By Christopher Krafft
COVID-19 made its appearance on the world stage quickly, quietly, and with little warning. All countries—rich, poor, and middle-income -- were caught off guard and have struggled to contain the outbreak and save lives.
It was impossible for any donor or country with any amount of money to mobilize in time to prepare for this outbreak.
Fortunately, Uganda and the United States have been working together for decades to respond to infectious disease outbreaks. As partners, we have already successfully slowed the spread of HIV/AIDS, Ebola, and other diseases within Uganda's borders and beyond.
As the Ugandan government looks to minimize new COVID-19 cases, we stand by the Ugandan people. I pledge to you that COVID-19 is neither the first nor the last threat we will face together as partners.
We are committed to assisting the exceptional team led by Minister Aceng at the Ministry of Health to prevent, detect, and respond to this pandemic. The U.S. government has a strong and enduring relationship with the Ministry of Health that is built upon outbreak control and response.
This relationship is crucial; during a pandemic, the more partnerships that exist around the world, the better the data flows and the faster everyone can react in a unified response.
Together, we will continue to save lives.
U.S. government disease experts are in daily contact with the Ministry of Health to provide support to the COVID-19 response National Task Force. The U.S. government is continuing large-scale support for disease surveillance, field epidemiology response, incident management, emergency operations, and data systems. To highlight just one of many recent examples of this assistance, the United States previously provided to the UPDF a mobile hospital that has the ability to transport, isolate, and treat COVID-19 patients; recently the UPDF deployed this hospital to Bombo.
Thanks to billions of dollars in U.S. investments in Uganda over the years, when the country's borders closed we did not have to figure out how to bring in lab equipment or experts to train laboratory technicians - they were ready and waiting to act as soon as the test kits were available. The Ugandan government did not have to scramble to set up an emergency operations center - it was already in place and managing six simultaneous outbreaks, with U.S. government support, at the time that COVID-19 arrived. The Ugandan government did not have to train field epidemiologists - they were already trained and able to respond immediately. We did not have to figure out how to collect and transport samples from the farthest reaches of the country because the lab sample transport network and lab hubs were already fully functional with U.S. government support.

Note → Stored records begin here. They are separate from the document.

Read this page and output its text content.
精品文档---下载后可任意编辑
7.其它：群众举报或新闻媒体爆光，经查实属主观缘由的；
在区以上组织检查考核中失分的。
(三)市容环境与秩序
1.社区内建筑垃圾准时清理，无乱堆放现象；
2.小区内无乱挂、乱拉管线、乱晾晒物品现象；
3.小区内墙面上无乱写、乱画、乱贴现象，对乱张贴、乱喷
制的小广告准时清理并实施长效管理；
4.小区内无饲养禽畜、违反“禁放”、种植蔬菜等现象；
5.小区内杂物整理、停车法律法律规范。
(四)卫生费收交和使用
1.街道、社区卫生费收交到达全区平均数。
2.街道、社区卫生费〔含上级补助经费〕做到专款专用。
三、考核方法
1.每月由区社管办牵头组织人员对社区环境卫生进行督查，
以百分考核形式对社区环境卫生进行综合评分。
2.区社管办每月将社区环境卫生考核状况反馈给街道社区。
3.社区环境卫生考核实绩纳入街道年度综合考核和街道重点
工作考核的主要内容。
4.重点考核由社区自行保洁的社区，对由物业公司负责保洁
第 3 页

Uganda's leaders have taken bold steps to prevent the spread of COVID-19 by implementing strict, temporary restrictions on movement. Despite the discomforts and inconveniences, we must stay home as much as possible, wash our hands often, avoid touching our faces, and keep the necessary two-meter minimum physical distance from others when we have to leave our homes.

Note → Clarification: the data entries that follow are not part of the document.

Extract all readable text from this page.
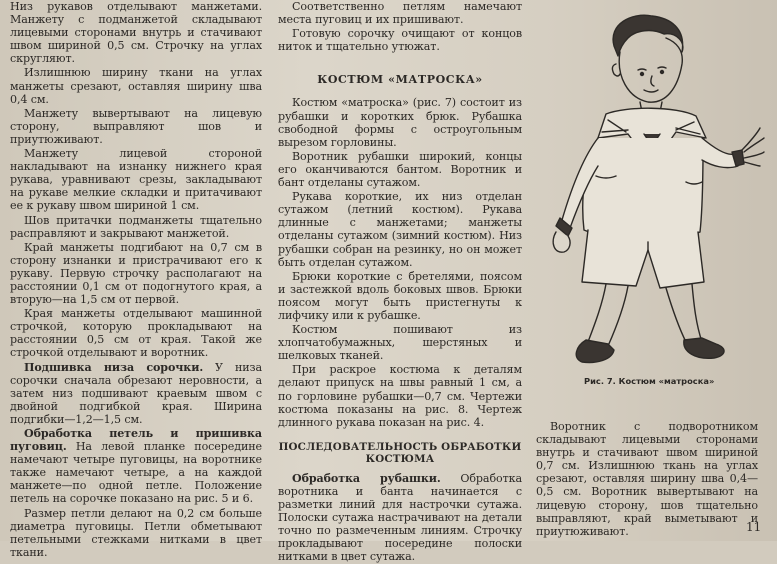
Низ рукавов отделывают манжетами. Манжету с подманжетой складывают лицевыми сторонами внутрь и стачивают швом шириной 0,5 см. Строчку на углах скругляют.

Излишнюю ширину ткани на углах манжеты срезают, оставляя ширину шва 0,4 см.

Манжету вывертывают на лицевую сторону, выправляют шов и приутюживают.

Манжету лицевой стороной накладывают на изнанку нижнего края рукава, уравнивают срезы, закладывают на рукаве мелкие складки и притачивают ее к рукаву швом шириной 1 см.

Шов притачки подманжеты тщательно расправляют и закрывают манжетой.

Край манжеты подгибают на 0,7 см в сторону изнанки и пристрачивают его к рукаву. Первую строчку располагают на расстоянии 0,1 см от подогнутого края, а вторую—на 1,5 см от первой.

Края манжеты отделывают машинной строчкой, которую прокладывают на расстоянии 0,5 см от края. Такой же строчкой отделывают и воротник.

Подшивка низа сорочки. У низа сорочки сначала обрезают неровности, а затем низ подшивают краевым швом с двойной подгибкой края. Ширина подгибки—1,2—1,5 см.

Обработка петель и пришивка пуговиц. На левой планке посередине намечают четыре пуговицы, на воротнике также намечают четыре, а на каждой манжете—по одной петле. Положение петель на сорочке показано на рис. 5 и 6.

Размер петли делают на 0,2 см больше диаметра пуговицы. Петли обметывают петельными стежками нитками в цвет ткани.

Соответственно петлям намечают места пуговиц и их пришивают.

Готовую сорочку очищают от концов ниток и тщательно утюжат.

КОСТЮМ «МАТРОСКА»

Костюм «матроска» (рис. 7) состоит из рубашки и коротких брюк. Рубашка свободной формы с остроугольным вырезом горловины.

Воротник рубашки широкий, концы его оканчиваются бантом. Воротник и бант отделаны сутажом.

Рукава короткие, их низ отделан сутажом (летний костюм). Рукава длинные с манжетами; манжеты отделаны сутажом (зимний костюм). Низ рубашки собран на резинку, но он может быть отделан сутажом.

Брюки короткие с бретелями, поясом и застежкой вдоль боковых швов. Брюки поясом могут быть пристегнуты к лифчику или к рубашке.

Костюм пошивают из хлопчатобумажных, шерстяных и шелковых тканей.

При раскрое костюма к деталям делают припуск на швы равный 1 см, а по горловине рубашки—0,7 см. Чертежи костюма показаны на рис. 8. Чертеж длинного рукава показан на рис. 4.

ПОСЛЕДОВАТЕЛЬНОСТЬ ОБРАБОТКИ
КОСТЮМА

Обработка рубашки. Обработка воротника и банта начинается с разметки линий для настрочки сутажа. Полоски сутажа настрачивают на детали точно по размеченным линиям. Строчку прокладывают посередине полоски нитками в цвет сутажа.

Рис. 7. Костюм «матроска»

Воротник с подворотником складывают лицевыми сторонами внутрь и стачивают швом шириной 0,7 см. Излишнюю ткань на углах срезают, оставляя ширину шва 0,4—0,5 см. Воротник вывертывают на лицевую сторону, шов тщательно выправляют, край выметывают и приутюживают.	11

If you begin to show symptoms, immediately contact the Ministry of Health, toll-free, at 919 to be screened and tested. If you suspect you have been exposed, isolate from others, and monitor symptoms. Wear a homemade cloth mask to prevent others from getting sick even before you begin to show symptoms.
We also must help each other sustain our general well-being and mental health. We can do that by staying positive, taking a deep breath before we lose our patience, acknowledging each other's anxieties and hardships, and reaching out to friends and family by phone or text to let them know we are thinking of them and that we are in this together.
The U.S. government will continue working hand in hand with Uganda to respond to this outbreak. In addition, through our Facebook and Twitter pages, we will provide thoughtful ways to keep your children engaged, ideas for practicing self-care and good mental health, opportunities to get creative and innovative, tips and best practices for prevention, the most up-to-date information about COVID-19, and a platform to reach out with anything that might be on your mind.
We are in this together, and we will overcome this disease. Together, we continue to save lives. Stay safe, stay home, and wash your hands!